The Boston Fire of 1872

By | Nov 9, 2007

1)   Over the course of history many cities have experience a ‘Great Fire’ the destroyed a big portion of the city.  On the 9th of November in 1872, the City of Boston experience a ‘Great Fire’.

2)   The fire which started in a warehouse in the commercial district began a little after 7 in the evening and burnt the entire night when it was finally contained 12 hours after it began.

3)  The fire consumed 65 acres of Boston’s downtown, destroying 776 building, much of the financial district was in these buildings.  The exact lost of life is unknown, but at least 30 persons are known to have died as a result of the fire.

4)  An article from the Boston Morning Journal written a year after the fire said: “Full twenty-four hours it raged before the end could be seen. About 650 buildings were destroyed. Of those two were churches belonging to the Episcopal denomination, sixty-eight were dwelling and logging houses, and the remainder were devoted solely to business.  Nearly a thousand business firms were numbered among the sufferers. The estimate of the value of the buildings destroyed was places at thirteen millions and a half and the loss of merchandise at sixty millions, a total of about one-tenth of the valuation of the city.”

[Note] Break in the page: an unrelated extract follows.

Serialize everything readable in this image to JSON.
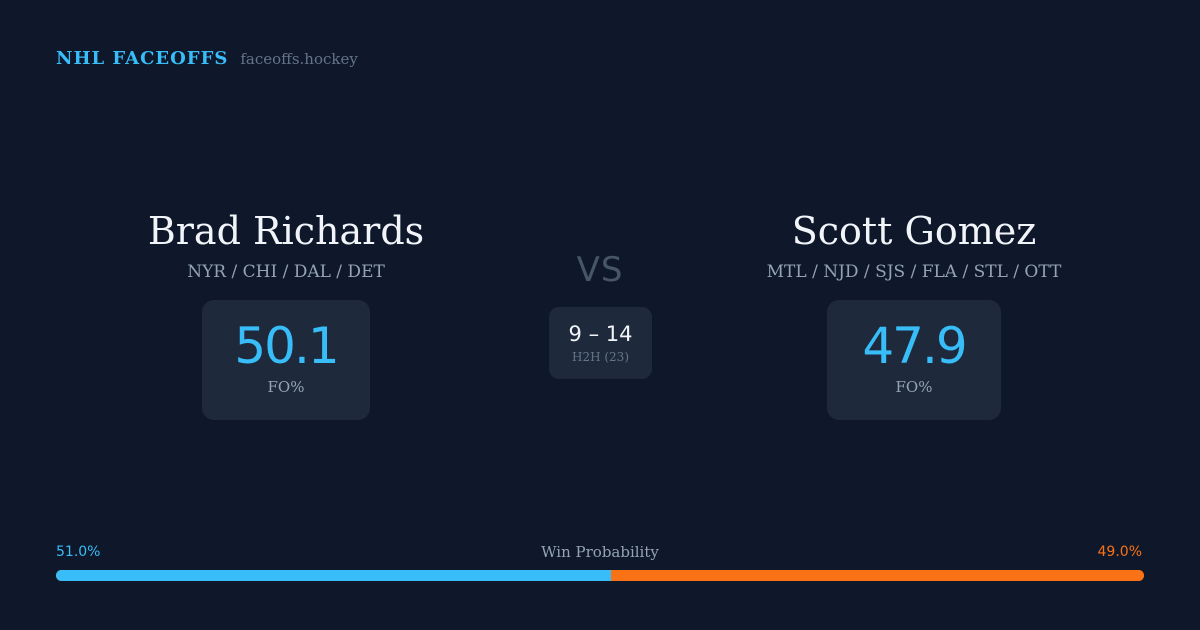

5)  The people of Boston  rose to the challenge and by the end of 1873 about 450 new buildings had been erected with 1/3 of the stores occupied and indications that others will re-occupy the area during 1874.

6)   John Damrell was Boston’s Fire Chief during the fire and he is given much of the credit for stopping the fires.  However it is what he did later to assist in the lobbying for an adoption of a unified national building code, for which he is better known.